Analysts claim early peak in world oil production
By OGJ editors
HOUSTON, Aug. 12 -- The world is drawing down its oil reserves at an unprecedented rate, with supplies likely to be constrained by global production capacity by 2010, "even assuming no growth in demand," said analysts at Douglas-Westwood Ltd., an energy industry consulting firm based in Canterbury, England.
"Oil will permanently cease to be abundant," said Douglas-Westwood analysts in the World Oil Supply Report issued earlier this month. "Supply and demand will be forced to balance—but at a price."
The resulting economic shocks will rival those of the 1970s, as oil prices "could double and treble within 2 or 3 years as the world changes from oil abundance to oil scarcity. The world is facing a future of major oil price increases, which will occur sooner than many people believe," that report concluded.
Production to peak soon
"The world's known and estimated 'yet to find' reserves cannot satisfy even the present level of production of some 74 million b/d beyond 2022. Any growth in global economic activity only serves to increase demand and bring forward the peak year," the report said.
A 1% annual growth in world demand for oil could cause global crude production to peak at 83 million b/d in 2016, said Douglas-Westwood analysts. A 2% growth in demand could trigger a production peak of 87 million b/d by 2011, while 3% growth would move that production peak to as early as 2006, they said.
Zero demand growth would delay the world's oil production peak only until 2022, said the Douglas-Westwood report.
However, the International Energy Agency recently forecast that world oil demand would reach 119 million b/d by 2020.
"Clearly a major supply and demand imbalance is in prospect," the report said. "In short, it seems likely that during the first 25 years of this century, we will witness the beginnings of the end of the age of oil. The discussion is not if it will happen, but when."
Cheap oil supplies on which developed countries have depended to fuel economic growth for "at least the last century" still make up 40% of global energy consumption.
"Outside of periods of disruption caused by war and general political instability, oil supplies have been abundant, and they will continue to be so until global peak production capacity has been reached. When this peak will occur and how large it will be are factors critically important to regional and global economic growth," the report said.
Michael Smith, lead author of the Douglas-Westwood study, said 95 countries either produce oil now, have produced it in the past, or will produce it in the future. However, he said, 46 of those countries, including the US and Russia, are more than 5 years past their production peaks.
Another 10 countries, including the UK and Malaysia, are just beginning to see their production decline, while a further 12—including Norway and China—will peak soon. All of the remaining 27 producers will see their production peak within the next 20 years, said Smith.
The report considers all existing and potential oil producing countries and forecasts their likely future oil reserves depletion, along with the year and level of peak production. It encompasses all known and "yet to find" oil reserves, including onshore and offshore, deepwater and shallow-water, conventional resources, and oil shale.
OPEC regains control
"As this time approaches, we expect (the Organization of Petroleum Exporting Countries') share of production will increase to 40%, and major capital investments within OPEC countries will be required to increase gross production by 2 million b/d every year after that to offset declines elsewhere," he said.

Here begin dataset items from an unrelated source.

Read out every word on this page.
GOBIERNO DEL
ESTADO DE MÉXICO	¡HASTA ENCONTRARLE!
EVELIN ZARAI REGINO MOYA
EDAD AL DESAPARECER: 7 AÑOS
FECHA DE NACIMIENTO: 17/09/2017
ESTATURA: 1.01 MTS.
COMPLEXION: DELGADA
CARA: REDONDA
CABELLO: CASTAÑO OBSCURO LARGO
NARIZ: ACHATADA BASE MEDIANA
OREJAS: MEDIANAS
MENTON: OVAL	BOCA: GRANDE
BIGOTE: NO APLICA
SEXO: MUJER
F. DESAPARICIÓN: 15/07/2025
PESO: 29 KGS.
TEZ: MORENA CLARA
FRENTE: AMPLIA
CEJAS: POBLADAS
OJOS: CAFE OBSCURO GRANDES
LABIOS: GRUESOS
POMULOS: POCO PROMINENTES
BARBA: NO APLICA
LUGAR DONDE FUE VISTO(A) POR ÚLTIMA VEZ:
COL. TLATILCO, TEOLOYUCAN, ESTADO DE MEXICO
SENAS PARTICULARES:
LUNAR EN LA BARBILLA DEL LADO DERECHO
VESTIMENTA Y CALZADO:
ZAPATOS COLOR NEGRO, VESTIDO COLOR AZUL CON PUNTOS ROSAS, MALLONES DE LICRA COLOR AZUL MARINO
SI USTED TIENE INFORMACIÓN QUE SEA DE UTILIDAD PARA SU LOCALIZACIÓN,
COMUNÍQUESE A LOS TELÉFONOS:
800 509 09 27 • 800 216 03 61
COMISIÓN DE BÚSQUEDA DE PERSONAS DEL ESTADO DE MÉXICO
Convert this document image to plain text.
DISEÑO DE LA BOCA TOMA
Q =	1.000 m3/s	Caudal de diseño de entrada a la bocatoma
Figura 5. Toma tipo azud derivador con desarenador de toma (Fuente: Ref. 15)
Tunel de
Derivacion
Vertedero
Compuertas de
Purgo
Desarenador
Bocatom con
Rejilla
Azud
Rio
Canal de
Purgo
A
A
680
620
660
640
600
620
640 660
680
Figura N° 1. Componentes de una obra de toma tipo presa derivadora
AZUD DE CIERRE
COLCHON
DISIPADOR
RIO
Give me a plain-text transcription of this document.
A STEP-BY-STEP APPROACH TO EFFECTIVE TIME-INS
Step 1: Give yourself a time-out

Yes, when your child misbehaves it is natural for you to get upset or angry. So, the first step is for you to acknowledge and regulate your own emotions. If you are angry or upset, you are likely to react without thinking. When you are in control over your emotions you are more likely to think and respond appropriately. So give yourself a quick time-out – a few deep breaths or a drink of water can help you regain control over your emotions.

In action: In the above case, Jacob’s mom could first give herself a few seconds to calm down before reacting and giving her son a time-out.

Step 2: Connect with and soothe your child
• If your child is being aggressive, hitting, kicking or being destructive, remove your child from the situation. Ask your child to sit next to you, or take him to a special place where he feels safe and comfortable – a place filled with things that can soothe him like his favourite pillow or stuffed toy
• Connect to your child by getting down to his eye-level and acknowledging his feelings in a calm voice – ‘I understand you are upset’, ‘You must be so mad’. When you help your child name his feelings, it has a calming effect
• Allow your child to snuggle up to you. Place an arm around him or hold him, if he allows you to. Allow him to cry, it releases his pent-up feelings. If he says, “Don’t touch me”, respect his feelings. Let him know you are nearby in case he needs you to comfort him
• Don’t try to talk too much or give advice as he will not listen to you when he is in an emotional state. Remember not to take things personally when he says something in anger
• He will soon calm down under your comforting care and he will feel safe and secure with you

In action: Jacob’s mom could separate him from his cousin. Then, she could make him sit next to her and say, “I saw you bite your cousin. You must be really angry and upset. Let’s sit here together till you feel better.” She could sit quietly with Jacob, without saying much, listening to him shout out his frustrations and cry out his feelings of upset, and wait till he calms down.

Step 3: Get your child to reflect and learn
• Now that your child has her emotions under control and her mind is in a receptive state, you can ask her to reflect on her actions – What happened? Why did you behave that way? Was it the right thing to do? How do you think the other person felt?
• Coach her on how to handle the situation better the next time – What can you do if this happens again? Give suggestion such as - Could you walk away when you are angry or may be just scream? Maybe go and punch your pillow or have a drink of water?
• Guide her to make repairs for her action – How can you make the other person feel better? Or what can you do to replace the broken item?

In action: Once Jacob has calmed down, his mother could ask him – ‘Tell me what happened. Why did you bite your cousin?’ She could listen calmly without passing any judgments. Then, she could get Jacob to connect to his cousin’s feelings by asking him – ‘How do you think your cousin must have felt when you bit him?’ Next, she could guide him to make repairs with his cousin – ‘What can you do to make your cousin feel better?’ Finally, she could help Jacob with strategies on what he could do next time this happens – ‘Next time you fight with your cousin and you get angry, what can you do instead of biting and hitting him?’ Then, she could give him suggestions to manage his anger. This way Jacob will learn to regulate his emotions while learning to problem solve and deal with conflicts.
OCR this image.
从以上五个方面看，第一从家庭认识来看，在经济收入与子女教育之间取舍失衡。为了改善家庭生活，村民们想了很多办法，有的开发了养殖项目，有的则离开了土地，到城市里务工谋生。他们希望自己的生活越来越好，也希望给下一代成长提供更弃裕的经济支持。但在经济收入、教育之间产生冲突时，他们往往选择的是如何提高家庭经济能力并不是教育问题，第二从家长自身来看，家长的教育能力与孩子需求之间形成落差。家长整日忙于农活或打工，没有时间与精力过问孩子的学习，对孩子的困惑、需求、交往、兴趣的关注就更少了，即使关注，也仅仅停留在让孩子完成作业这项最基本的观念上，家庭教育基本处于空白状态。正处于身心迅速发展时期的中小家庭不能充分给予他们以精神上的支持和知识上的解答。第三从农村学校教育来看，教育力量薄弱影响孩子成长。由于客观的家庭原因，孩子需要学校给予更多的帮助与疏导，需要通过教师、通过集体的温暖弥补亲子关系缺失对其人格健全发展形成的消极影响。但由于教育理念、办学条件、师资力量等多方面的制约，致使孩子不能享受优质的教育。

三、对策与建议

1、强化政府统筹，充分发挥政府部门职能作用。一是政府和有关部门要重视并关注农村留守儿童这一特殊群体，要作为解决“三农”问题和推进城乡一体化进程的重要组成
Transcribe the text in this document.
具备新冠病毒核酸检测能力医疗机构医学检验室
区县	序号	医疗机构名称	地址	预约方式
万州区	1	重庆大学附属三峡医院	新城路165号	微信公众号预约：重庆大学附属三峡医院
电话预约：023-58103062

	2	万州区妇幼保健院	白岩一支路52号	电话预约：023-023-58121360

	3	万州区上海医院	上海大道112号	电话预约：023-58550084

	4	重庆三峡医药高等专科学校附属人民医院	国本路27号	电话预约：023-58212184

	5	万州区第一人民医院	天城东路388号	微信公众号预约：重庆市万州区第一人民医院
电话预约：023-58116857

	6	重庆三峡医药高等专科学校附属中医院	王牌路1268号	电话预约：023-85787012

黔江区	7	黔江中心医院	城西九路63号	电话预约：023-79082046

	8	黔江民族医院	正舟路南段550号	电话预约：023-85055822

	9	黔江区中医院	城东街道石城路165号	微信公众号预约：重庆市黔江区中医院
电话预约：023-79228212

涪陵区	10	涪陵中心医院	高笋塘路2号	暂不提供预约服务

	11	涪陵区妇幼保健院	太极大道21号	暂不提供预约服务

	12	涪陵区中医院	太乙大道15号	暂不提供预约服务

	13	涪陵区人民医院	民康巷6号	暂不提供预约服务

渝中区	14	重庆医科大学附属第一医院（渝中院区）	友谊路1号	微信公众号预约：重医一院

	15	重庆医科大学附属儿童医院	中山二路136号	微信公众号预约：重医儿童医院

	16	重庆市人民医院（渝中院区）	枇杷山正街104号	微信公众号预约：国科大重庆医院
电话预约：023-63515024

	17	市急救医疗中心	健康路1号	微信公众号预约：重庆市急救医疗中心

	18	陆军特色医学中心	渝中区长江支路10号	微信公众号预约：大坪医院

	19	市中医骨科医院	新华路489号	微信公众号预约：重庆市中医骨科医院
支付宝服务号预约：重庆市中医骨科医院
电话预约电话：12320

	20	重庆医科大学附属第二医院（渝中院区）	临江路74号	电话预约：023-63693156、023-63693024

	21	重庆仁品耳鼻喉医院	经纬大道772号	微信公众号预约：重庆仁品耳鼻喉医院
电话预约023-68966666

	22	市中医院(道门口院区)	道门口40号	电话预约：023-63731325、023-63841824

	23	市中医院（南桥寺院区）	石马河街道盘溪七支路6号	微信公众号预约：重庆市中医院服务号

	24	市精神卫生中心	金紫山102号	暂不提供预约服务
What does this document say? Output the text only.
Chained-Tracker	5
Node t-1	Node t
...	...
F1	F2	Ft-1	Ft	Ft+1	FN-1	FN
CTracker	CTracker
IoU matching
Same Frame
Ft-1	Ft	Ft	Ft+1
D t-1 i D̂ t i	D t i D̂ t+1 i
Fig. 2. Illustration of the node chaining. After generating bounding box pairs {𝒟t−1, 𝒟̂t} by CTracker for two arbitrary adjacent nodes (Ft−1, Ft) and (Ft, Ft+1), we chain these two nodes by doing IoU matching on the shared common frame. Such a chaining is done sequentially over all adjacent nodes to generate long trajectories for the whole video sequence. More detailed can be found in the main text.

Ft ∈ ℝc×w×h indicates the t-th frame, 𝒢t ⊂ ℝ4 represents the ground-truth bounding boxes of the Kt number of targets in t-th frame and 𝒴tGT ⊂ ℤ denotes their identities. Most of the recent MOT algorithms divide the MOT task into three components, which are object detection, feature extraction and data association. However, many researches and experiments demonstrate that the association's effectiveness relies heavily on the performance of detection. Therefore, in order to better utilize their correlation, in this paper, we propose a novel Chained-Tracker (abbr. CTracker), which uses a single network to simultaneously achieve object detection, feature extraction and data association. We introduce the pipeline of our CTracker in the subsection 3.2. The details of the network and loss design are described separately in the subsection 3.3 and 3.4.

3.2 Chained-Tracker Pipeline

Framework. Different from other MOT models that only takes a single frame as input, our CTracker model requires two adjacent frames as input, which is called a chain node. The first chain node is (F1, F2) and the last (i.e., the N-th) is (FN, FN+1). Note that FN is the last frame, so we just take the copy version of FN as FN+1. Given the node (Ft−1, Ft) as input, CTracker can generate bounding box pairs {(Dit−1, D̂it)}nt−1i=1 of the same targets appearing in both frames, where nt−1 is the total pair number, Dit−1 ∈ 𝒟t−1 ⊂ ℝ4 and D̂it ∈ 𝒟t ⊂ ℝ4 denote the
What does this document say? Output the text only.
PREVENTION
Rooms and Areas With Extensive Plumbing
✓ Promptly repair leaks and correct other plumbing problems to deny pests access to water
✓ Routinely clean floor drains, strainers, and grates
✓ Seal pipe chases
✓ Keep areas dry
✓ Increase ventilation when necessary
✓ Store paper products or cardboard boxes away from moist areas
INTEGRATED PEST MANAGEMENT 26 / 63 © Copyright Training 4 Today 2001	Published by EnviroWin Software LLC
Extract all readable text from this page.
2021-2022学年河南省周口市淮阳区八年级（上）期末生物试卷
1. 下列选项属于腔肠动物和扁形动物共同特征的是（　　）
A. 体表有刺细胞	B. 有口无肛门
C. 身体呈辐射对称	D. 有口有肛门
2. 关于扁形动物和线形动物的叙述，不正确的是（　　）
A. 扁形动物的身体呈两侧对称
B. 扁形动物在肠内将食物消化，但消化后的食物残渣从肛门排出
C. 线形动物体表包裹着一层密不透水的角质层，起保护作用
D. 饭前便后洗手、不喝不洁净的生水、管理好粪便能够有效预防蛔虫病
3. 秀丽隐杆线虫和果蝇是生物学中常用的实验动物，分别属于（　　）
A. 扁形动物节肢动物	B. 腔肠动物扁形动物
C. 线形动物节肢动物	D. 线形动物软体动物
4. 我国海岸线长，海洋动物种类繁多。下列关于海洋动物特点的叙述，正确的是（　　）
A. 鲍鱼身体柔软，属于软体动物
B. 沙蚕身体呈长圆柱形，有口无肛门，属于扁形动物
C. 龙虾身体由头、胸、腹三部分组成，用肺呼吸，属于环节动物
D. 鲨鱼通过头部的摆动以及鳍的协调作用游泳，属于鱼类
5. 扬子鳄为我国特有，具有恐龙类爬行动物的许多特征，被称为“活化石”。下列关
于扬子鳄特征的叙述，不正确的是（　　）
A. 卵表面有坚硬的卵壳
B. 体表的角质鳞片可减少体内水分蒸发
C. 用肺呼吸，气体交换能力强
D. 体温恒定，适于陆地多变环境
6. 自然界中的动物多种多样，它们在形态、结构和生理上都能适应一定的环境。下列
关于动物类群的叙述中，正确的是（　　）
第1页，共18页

That means Saudi Arabia, Iran, and Iraq "will all have to allow greater access by foreign companies to sustain production growth," said Smith. "However, as OPEC's share of production reaches 40%, the potential for it to begin controlling oil prices increases dramatically."
Facing the problem
The Douglas-Westwood report presents a number of different scenarios, the results of which share two common factors—the probability of a peak in world oil production in the not-too-distant future, followed by major price increases.
It also notes that a number of countries are already facing up to the prospect of energy supply shortfalls. Some countries, such as the UK, are beginning major programs to encourage renewable energy sources, while some major companies such as BP PLC and the Royal Dutch-Shell Group are investing heavily in such projects.
However, the report suggests that increased investment will be needed in all energy sources, from natural gas to nuclear power. It recommends that:
-- All countries, including both energy exporters and importers, review energy supply security now. Government budgets and policies need to be consistent with impending global shortfalls in oil supply in "the critical years."
-- Governments impose regulations to improve energy efficiency and conservation and endeavor to purchase a proportion of power from renewable sources. Focused renewables policies should be developed, "especially for offshore wind."
-- Oil companies and their major suppliers develop strategies for long-term survival. "Decisions need to be made on what energy sources to focus and where. Profits (from current operations) need to be at least partly employed in bringing on other forms of energy, especially renewables and fuels such as hydrogen," the report said.
It noted that the transport industry, especially vehicles that use refined oil products, is growing rapidly. "However, as 'the critical years' approach, this growth will become unsustainable, and new mass-produced alternative and fuel-efficient transport systems will be required," it said.